Он тогда очень встревожился, ибо понял, что против него работает профессионал такого класса, которого он даже и представить не мог. А после того, как он обнаружил, что вшитые в одежду в кожаном мешочке последние документы, зашитые и тайно вделанные, с которыми он никогда не расставался, оказались дурно сделанными подделками; причем такими и почерком самого юного графа, чтобы при предъявлении их он просто залетел в тюрьму вместо торжества, ибо по «невинным» следам ни у кого бы ни осталось сомнения, что это он их подделал, а настоящие исчезли просто неведомо куда и как (да и это он обнаружил чисто случайно), он запаниковал.

Японец выполнил поручение старого графа буквально точно и даже раскопал и проследил три тайника, но два или три найти не смог бы при любых обстоятельствах.

Потому существование копий документов и одного настоящего документа явилось для адвоката неприятным сюрпризом.
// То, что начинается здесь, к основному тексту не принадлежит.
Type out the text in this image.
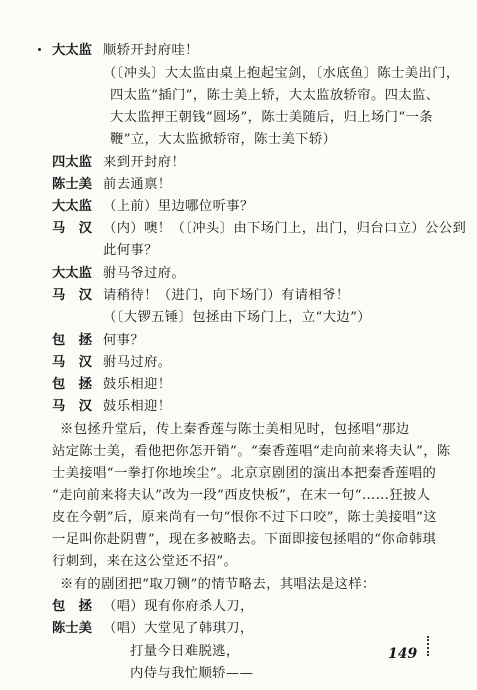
大太监 顺轿开封府哇！
（〔冲头〕大太监由桌上抱起宝剑，〔水底鱼〕陈士美出门，
四太监“插门”，陈士美上轿，大太监放轿帘。四太监、
大太监押王朝钱“圆场”，陈士美随后，归上场门“一条
鞭”立，大太监掀轿帘，陈士美下轿）
四太监 来到开封府！
陈士美 前去通禀！
大太监 （上前）里边哪位听事？
马　汉 （内）噢！（〔冲头〕由下场门上，出门，归台口立）公公到
此何事？
大太监 驸马爷过府。
马　汉 请稍待！（进门，向下场门）有请相爷！
（〔大锣五锤〕包拯由下场门上，立“大边”）
包　拯 何事？
马　汉 驸马过府。
包　拯 鼓乐相迎！
马　汉 鼓乐相迎！
※包拯升堂后，传上秦香莲与陈士美相见时，包拯唱“那边
站定陈士美，看他把你怎开销”。“秦香莲唱“走向前来将夫认”，陈
士美接唱“一拳打你地埃尘”。北京京剧团的演出本把秦香莲唱的
“走向前来将夫认”改为一段“西皮快板”，在末一句“……狂披人
皮在今朝”后，原来尚有一句“恨你不过下口咬”，陈士美接唱“这
一足叫你赴阴曹”，现在多被略去。下面即接包拯唱的“你命韩琪
行刺到，来在这公堂还不招”。
※有的剧团把“取刀铡”的情节略去，其唱法是这样：
包　拯 （唱）现有你府杀人刀，
陈士美 （唱）大堂见了韩琪刀，
打量今日难脱逃，
内侍与我忙顺轿——
149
Впрочем, будущему графу был приготовлен еще более неприятный сюрприз в отместку – история семьи Кентеберийских в расписках, которая составляла чудовищный томище, начиная прямо с основателя Англии с личными росписями каждого из графов и членов их семей, и которую я, заинтересовавшись историей своего рода, трудолюбиво и увлекшись, сделала сама для себя. Записывая у ростовщиков и кредиторов все легенды, предания и истории, связанные с этими расписками, рядом на листах.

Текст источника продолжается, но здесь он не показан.